CVE-2022-32946
Description
An app may record audio via connected AirPods without user permission; fixed in iOS 16.1 and iPadOS 16.
AI Insight
LLM-synthesized narrative grounded in this CVE's description and references.
An app may record audio via connected AirPods without user permission; fixed in iOS 16.1 and iPadOS 16.
Vulnerability
The vulnerability, present in iOS 16.0 and iPadOS 16.0, allowed an app to record audio using a pair of connected AirPods without proper entitlement checks. The issue was addressed with improved entitlements in iOS 16.1 and iPadOS 16 [1].
Exploitation
An attacker would need to convince a user to install a malicious app on their device, then connect AirPods to the device. The app could then record audio from the AirPods' microphones without any additional user interaction or permission prompts, as the entitlement validation was insufficient [1].
Impact
Successful exploitation could allow an app to surreptitiously record audio, leading to disclosure of sensitive information captured via the AirPods' microphones [1].
Mitigation
Apple released iOS 16.1 and iPadOS 16 on October 24, 2022, which patch this vulnerability. Users should update their devices to the latest available versions. No workarounds are available for unpatched devices [1].

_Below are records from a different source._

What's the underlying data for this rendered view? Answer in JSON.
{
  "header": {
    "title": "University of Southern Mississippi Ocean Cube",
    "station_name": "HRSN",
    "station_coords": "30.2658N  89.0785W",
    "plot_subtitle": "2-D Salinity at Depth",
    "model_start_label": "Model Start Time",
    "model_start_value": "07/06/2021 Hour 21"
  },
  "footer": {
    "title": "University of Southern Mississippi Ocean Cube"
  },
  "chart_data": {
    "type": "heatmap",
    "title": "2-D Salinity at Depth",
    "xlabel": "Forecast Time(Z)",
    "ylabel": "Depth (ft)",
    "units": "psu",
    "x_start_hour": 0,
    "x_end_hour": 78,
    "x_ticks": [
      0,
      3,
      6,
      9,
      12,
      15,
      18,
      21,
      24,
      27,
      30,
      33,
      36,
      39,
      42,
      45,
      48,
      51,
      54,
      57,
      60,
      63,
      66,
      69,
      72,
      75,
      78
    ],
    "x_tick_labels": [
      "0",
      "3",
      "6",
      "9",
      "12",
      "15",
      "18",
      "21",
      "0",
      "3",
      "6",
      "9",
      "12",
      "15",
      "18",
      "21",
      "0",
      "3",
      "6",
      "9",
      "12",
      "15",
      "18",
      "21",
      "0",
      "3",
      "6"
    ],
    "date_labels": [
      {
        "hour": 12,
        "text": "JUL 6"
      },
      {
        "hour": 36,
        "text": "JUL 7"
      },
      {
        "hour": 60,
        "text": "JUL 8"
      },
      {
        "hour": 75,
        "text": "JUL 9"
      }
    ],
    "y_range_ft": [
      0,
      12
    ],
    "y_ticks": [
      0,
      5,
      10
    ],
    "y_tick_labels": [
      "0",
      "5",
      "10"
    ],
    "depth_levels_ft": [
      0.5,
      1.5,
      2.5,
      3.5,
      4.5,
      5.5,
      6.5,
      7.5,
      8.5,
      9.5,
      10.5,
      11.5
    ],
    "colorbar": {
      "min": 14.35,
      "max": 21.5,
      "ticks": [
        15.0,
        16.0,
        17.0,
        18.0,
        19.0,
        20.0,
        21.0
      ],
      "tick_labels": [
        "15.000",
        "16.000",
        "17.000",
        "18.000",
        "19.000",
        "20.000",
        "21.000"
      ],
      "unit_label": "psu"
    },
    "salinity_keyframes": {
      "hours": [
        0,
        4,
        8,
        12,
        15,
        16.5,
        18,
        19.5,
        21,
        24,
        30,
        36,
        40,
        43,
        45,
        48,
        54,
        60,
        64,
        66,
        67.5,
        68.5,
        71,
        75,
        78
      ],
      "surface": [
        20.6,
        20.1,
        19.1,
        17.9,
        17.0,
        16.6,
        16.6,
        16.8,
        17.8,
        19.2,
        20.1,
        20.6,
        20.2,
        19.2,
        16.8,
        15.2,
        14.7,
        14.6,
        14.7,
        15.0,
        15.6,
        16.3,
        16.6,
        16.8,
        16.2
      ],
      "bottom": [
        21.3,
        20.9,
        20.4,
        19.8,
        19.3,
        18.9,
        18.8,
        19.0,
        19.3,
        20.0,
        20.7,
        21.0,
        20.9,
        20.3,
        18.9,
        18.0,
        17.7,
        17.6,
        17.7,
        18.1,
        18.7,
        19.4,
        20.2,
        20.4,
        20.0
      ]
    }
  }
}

AI Insight generated on May 25, 2026. Synthesized from this CVE's description and the cited reference URLs; citations are validated against the source bundle.
Affected products
3- Range: <16
- Range: <16.1
- Range: unspecified
Patches
0No patches discovered yet.
Vulnerability mechanics
No source-code context for this CVE — mechanics is only generated when we can read the actual fix diff. Without that, the four sections (root cause, attack vector, affected code, fix) would be speculation rather than analysis.
References
1News mentions
0No linked articles in our index yet.